The gross proceeds of the offering (plus an amount related to interest that will accrue on the Senior Notes through a specified date) will be deposited in an escrow account pending satisfaction of certain conditions, including the closing of the contribution of certain oil and gas assets by Arkoma Drilling, L.P. and Williston Drilling, L.P., entities owned by Jerry Jones and his family, pursuant to the Contribution Agreement entered into on May 9, 2018 between Comstock and such entities.  The issuance of Comstock common stock in connection with the Jones contribution is being submitted to the Company’s stockholders for approval at its upcoming annual meeting to be held on August 10, 2018.  Upon satisfaction of the escrow release conditions, the Company will assume the obligations under the Senior Notes, Comstock Escrow Corporation will be merged with and into the Company, with the Company as the surviving corporation, the Senior Notes will be guaranteed by each of the Company’s subsidiaries that guarantees payment of, or otherwise becomes liable with respect to, any indebtedness of the Company of any other guarantor, and the escrowed proceeds relating to the offering of the Senior Notes will be released to the Company.

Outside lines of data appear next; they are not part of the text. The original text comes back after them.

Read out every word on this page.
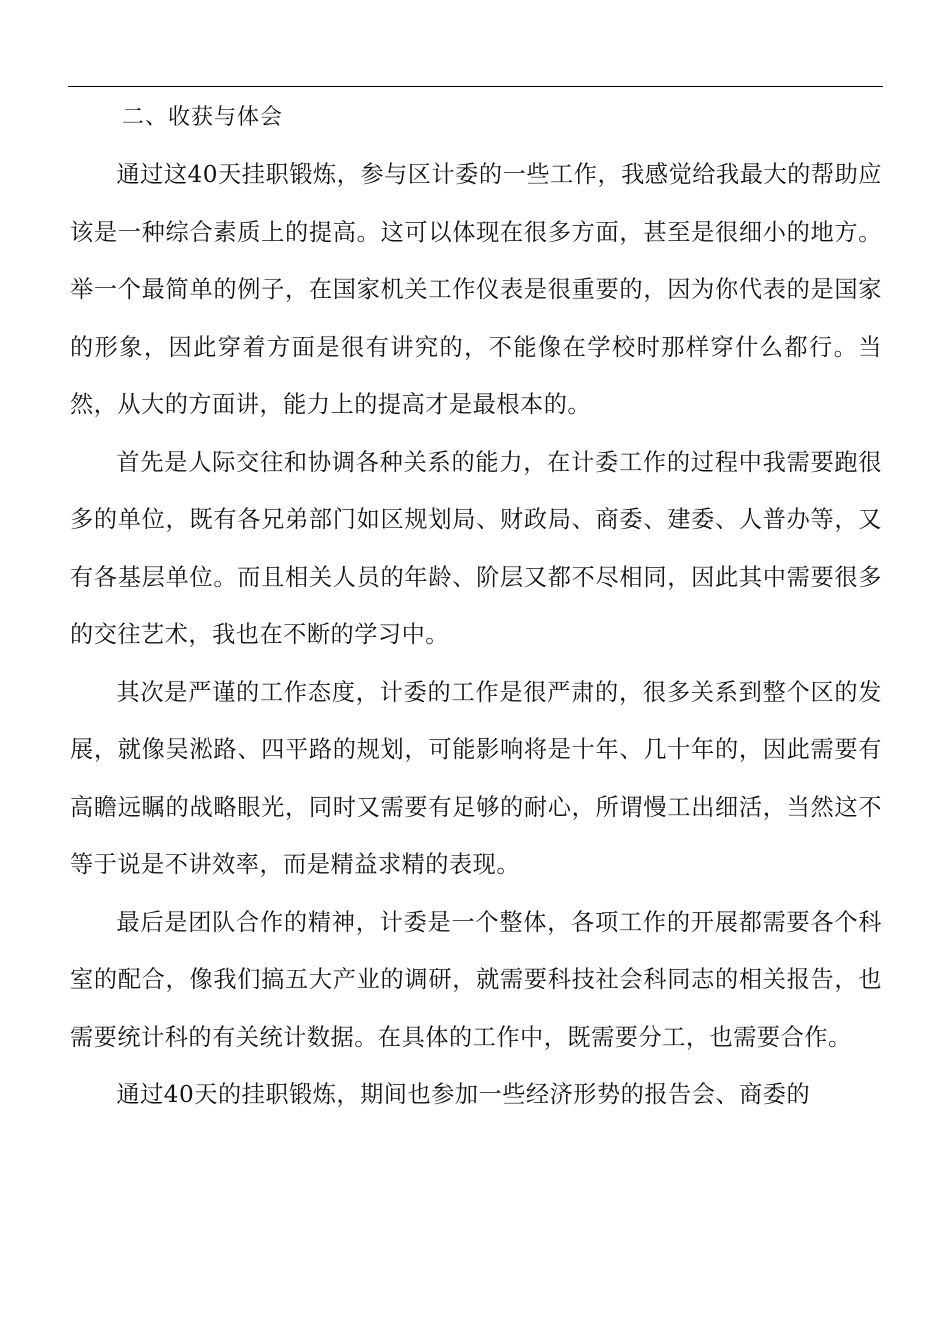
二、收获与体会

通过这40天挂职锻炼，参与区计委的一些工作，我感觉给我最大的帮助应该是一种综合素质上的提高。这可以体现在很多方面，甚至是很细小的地方。举一个最简单的例子，在国家机关工作仪表是很重要的，因为你代表的是国家的形象，因此穿着方面是很有讲究的，不能像在学校时那样穿什么都行。当然，从大的方面讲，能力上的提高才是最根本的。

首先是人际交往和协调各种关系的能力，在计委工作的过程中我需要跑很多的单位，既有各兄弟部门如区规划局、财政局、商委、建委、人普办等，又有各基层单位。而且相关人员的年龄、阶层又都不尽相同，因此其中需要很多的交往艺术，我也在不断的学习中。

其次是严谨的工作态度，计委的工作是很严肃的，很多关系到整个区的发展，就像吴淞路、四平路的规划，可能影响将是十年、几十年的，因此需要有高瞻远瞩的战略眼光，同时又需要有足够的耐心，所谓慢工出细活，当然这不等于说是不讲效率，而是精益求精的表现。

最后是团队合作的精神，计委是一个整体，各项工作的开展都需要各个科室的配合，像我们搞五大产业的调研，就需要科技社会科同志的相关报告，也需要统计科的有关统计数据。在具体的工作中，既需要分工，也需要合作。

通过40天的挂职锻炼，期间也参加一些经济形势的报告会、商委的
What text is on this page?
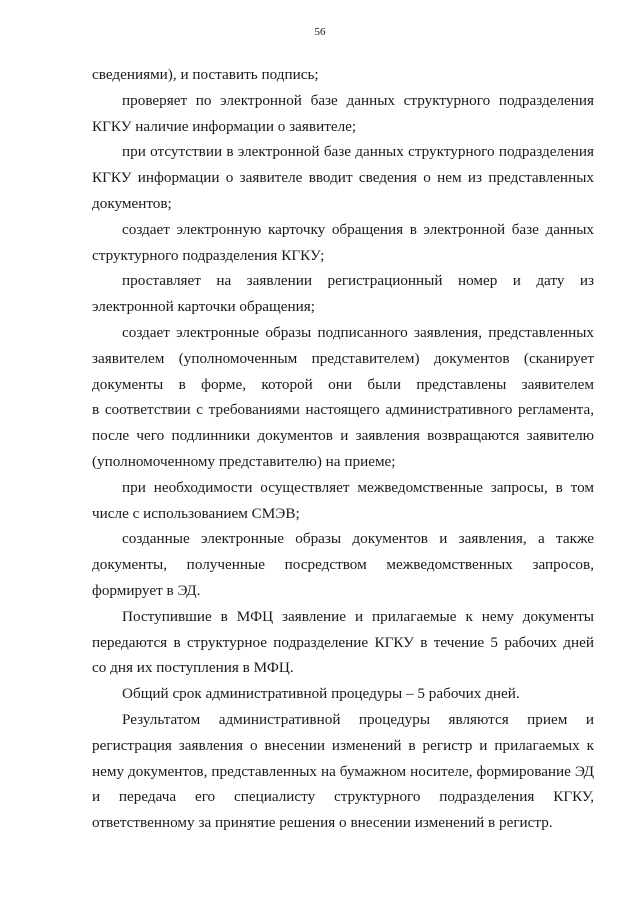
56
сведениями), и поставить подпись;
проверяет по электронной базе данных структурного подразделения
КГКУ наличие информации о заявителе;
при отсутствии в электронной базе данных структурного подразделения
КГКУ информации о заявителе вводит сведения о нем из представленных
документов;
создает электронную карточку обращения в электронной базе данных
структурного подразделения КГКУ;
проставляет на заявлении регистрационный номер и дату из
электронной карточки обращения;
создает электронные образы подписанного заявления, представленных
заявителем (уполномоченным представителем) документов (сканирует
документы в форме, которой они были представлены заявителем
в соответствии с требованиями настоящего административного регламента,
после чего подлинники документов и заявления возвращаются заявителю
(уполномоченному представителю) на приеме;
при необходимости осуществляет межведомственные запросы, в том
числе с использованием СМЭВ;
созданные электронные образы документов и заявления, а также
документы, полученные посредством межведомственных запросов,
формирует в ЭД.
Поступившие в МФЦ заявление и прилагаемые к нему документы
передаются в структурное подразделение КГКУ в течение 5 рабочих дней
со дня их поступления в МФЦ.
Общий срок административной процедуры – 5 рабочих дней.
Результатом административной процедуры являются прием и
регистрация заявления о внесении изменений в регистр и прилагаемых к
нему документов, представленных на бумажном носителе, формирование ЭД
и передача его специалисту структурного подразделения КГКУ,
ответственному за принятие решения о внесении изменений в регистр.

Upon release of the funds from escrow, the Company intends to use the net proceeds from the sale of the Senior Notes, together with borrowings under the Company’s new senior secured revolving credit facility and cash on hand, to retire all of its existing debt as part of its refinancing plan and to pay fees and expenses in connection therewith.

If escrow release conditions are not satisfied on or before October 31, 2018, then the escrowed funds will be applied to the mandatory redemption of the Senior Notes at a price equal to 100% of the initial offering price of the Senior Notes, plus accrued and unpaid interest, if any, to, but excluding, the redemption date.

The Senior Notes have not been registered under the Securities Act of 1933, as amended, or any state securities laws. Unless so registered, the securities may not be offered or sold in the United States except pursuant to an exemption from, or in a transaction not subject to, the registration requirements of the Securities Act and applicable state securities laws.

The Senior Notes are being offered and sold only to persons reasonably believed to be qualified institutional buyers in reliance on Rule 144A under the Securities Act and to certain non-U.S. persons outside of the United States pursuant to Regulation S under the Securities Act.

This press release is being issued pursuant to Rule 135c under the Securities Act, and is neither an offer to sell nor a solicitation of an offer to purchase the Senior Notes or any other securities, and shall not constitute an offer to sell, a solicitation of an offer to buy, or a sale of, the Senior Notes or any other securities in any state or jurisdiction in which such an offer, solicitation or sale would be unlawful.